Deleting 2 years old Cat.
 | The first thing to notice is the striking similarity to the listing in Hour 19. Go ahead, find the original listing; I'll wait right here…. As you can see, little has changed. |
The biggest change is that each of the class declarations and methods is now preceded by
This tells the compiler that you are parameterizing this list on a type that you will define later, when you instantiate the list. For example, the declaration of the Node class now becomes
template <class T>
class Node
This indicates that Node will not exist as a class in itself, but rather that you will instantiate Nodes of Cats and Nodes of Data objects. The actual type you'll pass in is represented by T.
Thus, InternalNode now becomes InternalNode<T> (read that as “InternalNode of T”).
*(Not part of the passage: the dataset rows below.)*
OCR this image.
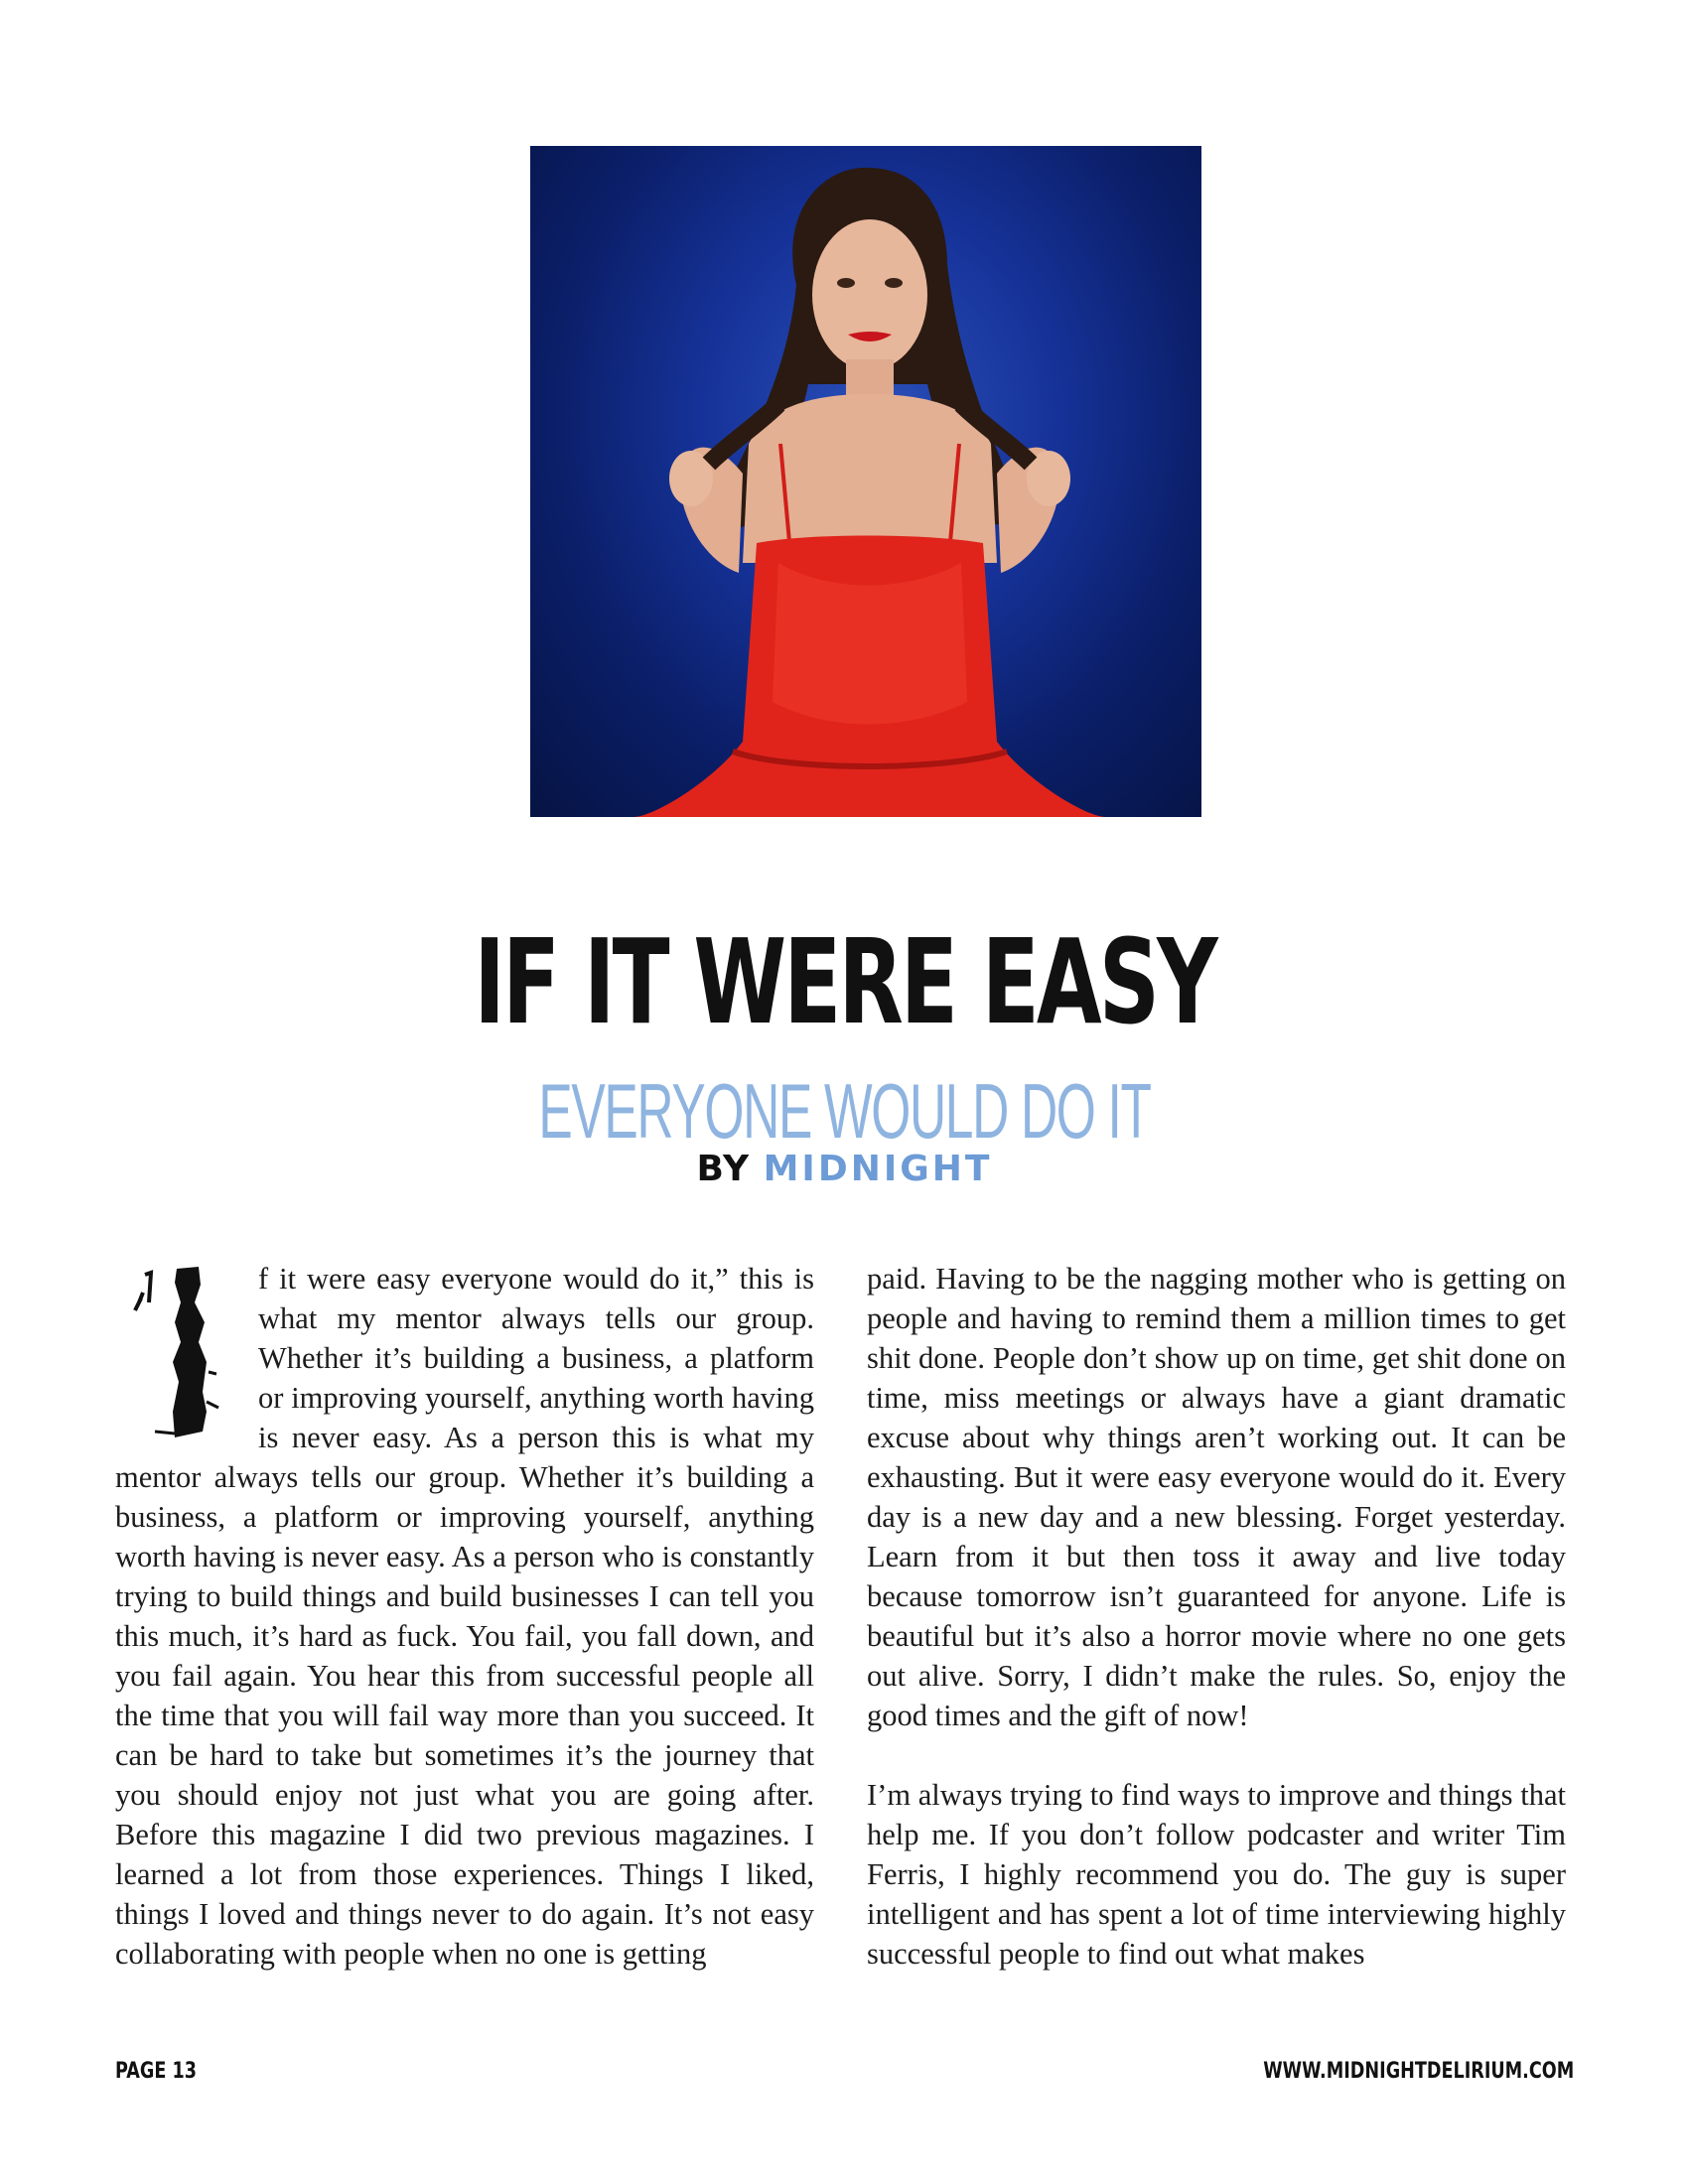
IF IT WERE EASY
EVERYONE WOULD DO IT
BY MIDNIGHT

f it were easy everyone would do it,” this is what my mentor always tells our group. Whether it’s building a business, a platform or improving yourself, anything worth having is never easy. As a person this is what my mentor always tells our group. Whether it’s building a business, a platform or improving yourself, anything worth having is never easy. As a person who is constantly trying to build things and build businesses I can tell you this much, it’s hard as fuck. You fail, you fall down, and you fail again. You hear this from successful people all the time that you will fail way more than you succeed. It can be hard to take but sometimes it’s the journey that you should enjoy not just what you are going after. Before this magazine I did two previous magazines. I learned a lot from those experiences. Things I liked, things I loved and things never to do again. It’s not easy collaborating with people when no one is getting

paid. Having to be the nagging mother who is getting on people and having to remind them a million times to get shit done. People don’t show up on time, get shit done on time, miss meetings or always have a giant dramatic excuse about why things aren’t working out. It can be exhausting. But it were easy everyone would do it. Every day is a new day and a new blessing. Forget yesterday. Learn from it but then toss it away and live today because tomorrow isn’t guaranteed for anyone. Life is beautiful but it’s also a horror movie where no one gets out alive. Sorry, I didn’t make the rules. So, enjoy the good times and the gift of now!

I’m always trying to find ways to improve and things that help me. If you don’t follow podcaster and writer Tim Ferris, I highly recommend you do. The guy is super intelligent and has spent a lot of time interviewing highly successful people to find out what makes

PAGE 13	WWW.MIDNIGHTDELIRIUM.COM
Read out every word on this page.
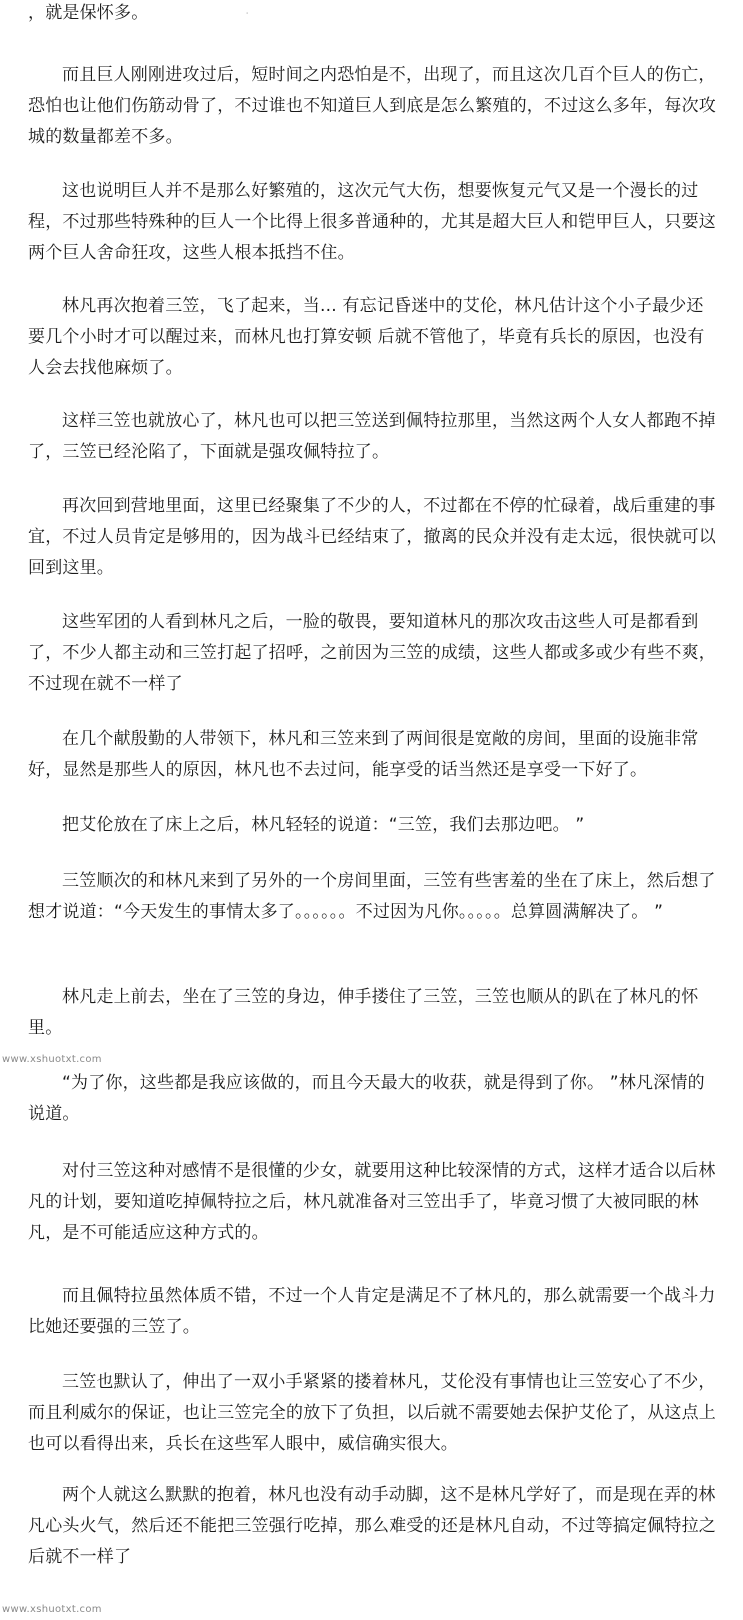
，就是保怀多。	·

而且巨人刚刚进攻过后，短时间之内恐怕是不，出现了，而且这次几百个巨人的伤亡，恐怕也让他们伤筋动骨了，不过谁也不知道巨人到底是怎么繁殖的，不过这么多年，每次攻城的数量都差不多。

这也说明巨人并不是那么好繁殖的，这次元气大伤，想要恢复元气又是一个漫长的过程，不过那些特殊种的巨人一个比得上很多普通种的，尤其是超大巨人和铠甲巨人，只要这两个巨人舍命狂攻，这些人根本抵挡不住。

林凡再次抱着三笠，飞了起来，当... 有忘记昏迷中的艾伦，林凡估计这个小子最少还要几个小时才可以醒过来，而林凡也打算安顿 后就不管他了，毕竟有兵长的原因，也没有人会去找他麻烦了。

这样三笠也就放心了，林凡也可以把三笠送到佩特拉那里，当然这两个人女人都跑不掉了，三笠已经沦陷了，下面就是强攻佩特拉了。

再次回到营地里面，这里已经聚集了不少的人，不过都在不停的忙碌着，战后重建的事宜，不过人员肯定是够用的，因为战斗已经结束了，撤离的民众并没有走太远，很快就可以回到这里。

这些军团的人看到林凡之后，一脸的敬畏，要知道林凡的那次攻击这些人可是都看到了，不少人都主动和三笠打起了招呼，之前因为三笠的成绩，这些人都或多或少有些不爽，不过现在就不一样了

在几个献殷勤的人带领下，林凡和三笠来到了两间很是宽敞的房间，里面的设施非常好，显然是那些人的原因，林凡也不去过问，能享受的话当然还是享受一下好了。

把艾伦放在了床上之后，林凡轻轻的说道：“三笠，我们去那边吧。 ”

三笠顺次的和林凡来到了另外的一个房间里面，三笠有些害羞的坐在了床上，然后想了想才说道：“今天发生的事情太多了。。。。。。不过因为凡你。。。。。总算圆满解决了。 ”

林凡走上前去，坐在了三笠的身边，伸手搂住了三笠，三笠也顺从的趴在了林凡的怀里。

“为了你，这些都是我应该做的，而且今天最大的收获，就是得到了你。 ”林凡深情的说道。

对付三笠这种对感情不是很懂的少女，就要用这种比较深情的方式，这样才适合以后林凡的计划，要知道吃掉佩特拉之后，林凡就准备对三笠出手了，毕竟习惯了大被同眠的林凡，是不可能适应这种方式的。

而且佩特拉虽然体质不错，不过一个人肯定是满足不了林凡的，那么就需要一个战斗力比她还要强的三笠了。

三笠也默认了，伸出了一双小手紧紧的搂着林凡，艾伦没有事情也让三笠安心了不少，而且利威尔的保证，也让三笠完全的放下了负担，以后就不需要她去保护艾伦了，从这点上也可以看得出来，兵长在这些军人眼中，威信确实很大。

两个人就这么默默的抱着，林凡也没有动手动脚，这不是林凡学好了，而是现在弄的林凡心头火气，然后还不能把三笠强行吃掉，那么难受的还是林凡自动，不过等搞定佩特拉之后就不一样了

www.xshuotxt.com
www.xshuotxt.com
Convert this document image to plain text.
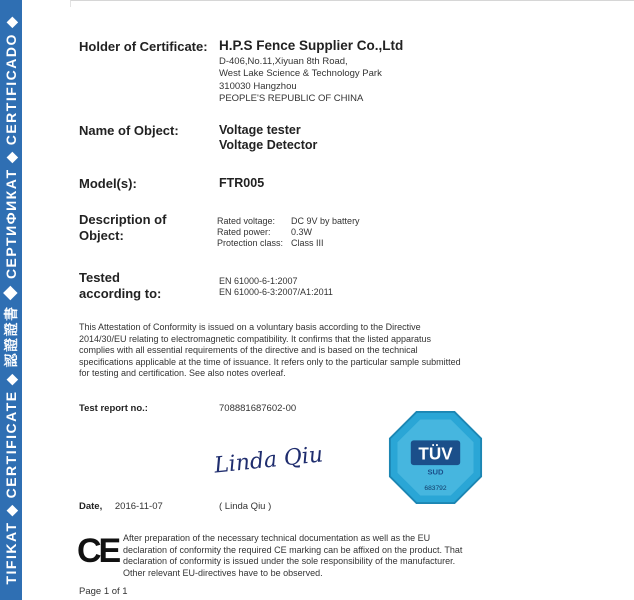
TIFIKAT ◆ CERTIFICATE ◆ 認證證書 ◆ СЕРТИФИКАТ ◆ CERTIFICADO ◆	Holder of Certificate: H.P.S Fence Supplier Co.,Ltd
D-406,No.11,Xiyuan 8th Road,
West Lake Science & Technology Park
310030 Hangzhou
PEOPLE'S REPUBLIC OF CHINA
Name of Object:	Voltage tester
Voltage Detector
Model(s):	FTR005
Description of
Object:
Rated voltage:	DC 9V by battery
Rated power:	0.3W
Protection class:	Class III
Tested
according to:
EN 61000-6-1:2007
EN 61000-6-3:2007/A1:2011
This Attestation of Conformity is issued on a voluntary basis according to the Directive
2014/30/EU relating to electromagnetic compatibility. It confirms that the listed apparatus
complies with all essential requirements of the directive and is based on the technical
specifications applicable at the time of issuance. It refers only to the particular sample submitted
for testing and certification. See also notes overleaf.
Test report no.:	708881687602-00
Linda Qiu
( Linda Qiu )
Date, 2016-11-07
TÜV
SUD
683792
CE After preparation of the necessary technical documentation as well as the EU
declaration of conformity the required CE marking can be affixed on the product. That
declaration of conformity is issued under the sole responsibility of the manufacturer.
Other relevant EU-directives have to be observed.
Page 1 of 1
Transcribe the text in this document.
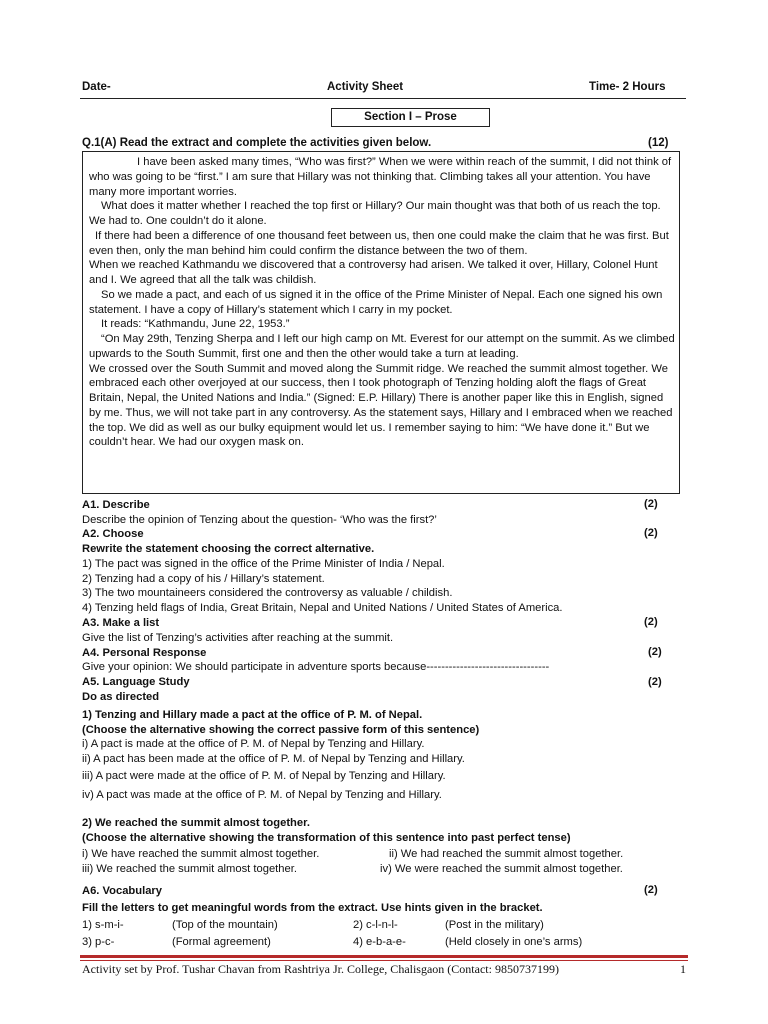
Date-	Activity Sheet	Time- 2 Hours
Section I – Prose
Q.1(A) Read the extract and complete the activities given below.	(12)

I have been asked many times, “Who was first?” When we were within reach of the summit, I did not think of who was going to be “first.” I am sure that Hillary was not thinking that. Climbing takes all your attention. You have many more important worries.

What does it matter whether I reached the top first or Hillary? Our main thought was that both of us reach the top. We had to. One couldn’t do it alone.

If there had been a difference of one thousand feet between us, then one could make the claim that he was first. But even then, only the man behind him could confirm the distance between the two of them.

When we reached Kathmandu we discovered that a controversy had arisen. We talked it over, Hillary, Colonel Hunt and I. We agreed that all the talk was childish.

So we made a pact, and each of us signed it in the office of the Prime Minister of Nepal. Each one signed his own statement. I have a copy of Hillary’s statement which I carry in my pocket.

It reads: “Kathmandu, June 22, 1953.”

“On May 29th, Tenzing Sherpa and I left our high camp on Mt. Everest for our attempt on the summit. As we climbed upwards to the South Summit, first one and then the other would take a turn at leading.

We crossed over the South Summit and moved along the Summit ridge. We reached the summit almost together. We embraced each other overjoyed at our success, then I took photograph of Tenzing holding aloft the flags of Great Britain, Nepal, the United Nations and India.” (Signed: E.P. Hillary) There is another paper like this in English, signed by me. Thus, we will not take part in any controversy. As the statement says, Hillary and I embraced when we reached the top. We did as well as our bulky equipment would let us. I remember saying to him: “We have done it.” But we couldn’t hear. We had our oxygen mask on.

A1. Describe	(2)
Describe the opinion of Tenzing about the question- ‘Who was the first?’
A2. Choose	(2)
Rewrite the statement choosing the correct alternative.
1) The pact was signed in the office of the Prime Minister of India / Nepal.
2) Tenzing had a copy of his / Hillary’s statement.
3) The two mountaineers considered the controversy as valuable / childish.
4) Tenzing held flags of India, Great Britain, Nepal and United Nations / United States of America.
A3. Make a list	(2)
Give the list of Tenzing’s activities after reaching at the summit.
A4. Personal Response	(2)
Give your opinion: We should participate in adventure sports because---------------------------------
A5. Language Study	(2)
Do as directed
1) Tenzing and Hillary made a pact at the office of P. M. of Nepal.
(Choose the alternative showing the correct passive form of this sentence)
i) A pact is made at the office of P. M. of Nepal by Tenzing and Hillary.
ii) A pact has been made at the office of P. M. of Nepal by Tenzing and Hillary.
iii) A pact were made at the office of P. M. of Nepal by Tenzing and Hillary.
iv) A pact was made at the office of P. M. of Nepal by Tenzing and Hillary.
2) We reached the summit almost together.
(Choose the alternative showing the transformation of this sentence into past perfect tense)
i) We have reached the summit almost together.	ii) We had reached the summit almost together.
iii) We reached the summit almost together.	iv) We were reached the summit almost together.
A6. Vocabulary	(2)
Fill the letters to get meaningful words from the extract. Use hints given in the bracket.
1) s-m-i-	(Top of the mountain)	2) c-l-n-l-	(Post in the military)
3) p-c-	(Formal agreement)	4) e-b-a-e-	(Held closely in one’s arms)
Activity set by Prof. Tushar Chavan from Rashtriya Jr. College, Chalisgaon (Contact: 9850737199)	1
And InternalNode<T> points not to a Data object and another Node; rather, it points to a T (whatever type of object) and a Node<T>. You can see this on lines 118 and 119.
Look carefully at Insert, defined on lines 133–156. The logic is just the same, but where we used to have a specific type (Data) we now have T. Thus, on line 134 the parameter is a pointer to a T. Later, when we instantiate the specific lists, the T will be replaced by the compiler with the right type (Data or Cat).
The important thing is that the InternalNode can continue working, indifferent to the actual type. It knows to ask the objects to compare themselves. It doesn't care whether Cats compare themselves in the same way Data objects do. In fact, we can rewrite this so that Cats don't keep their age; we can have them keep their birth date and compute their relative age on the fly, and the InternalNode won't care a bit.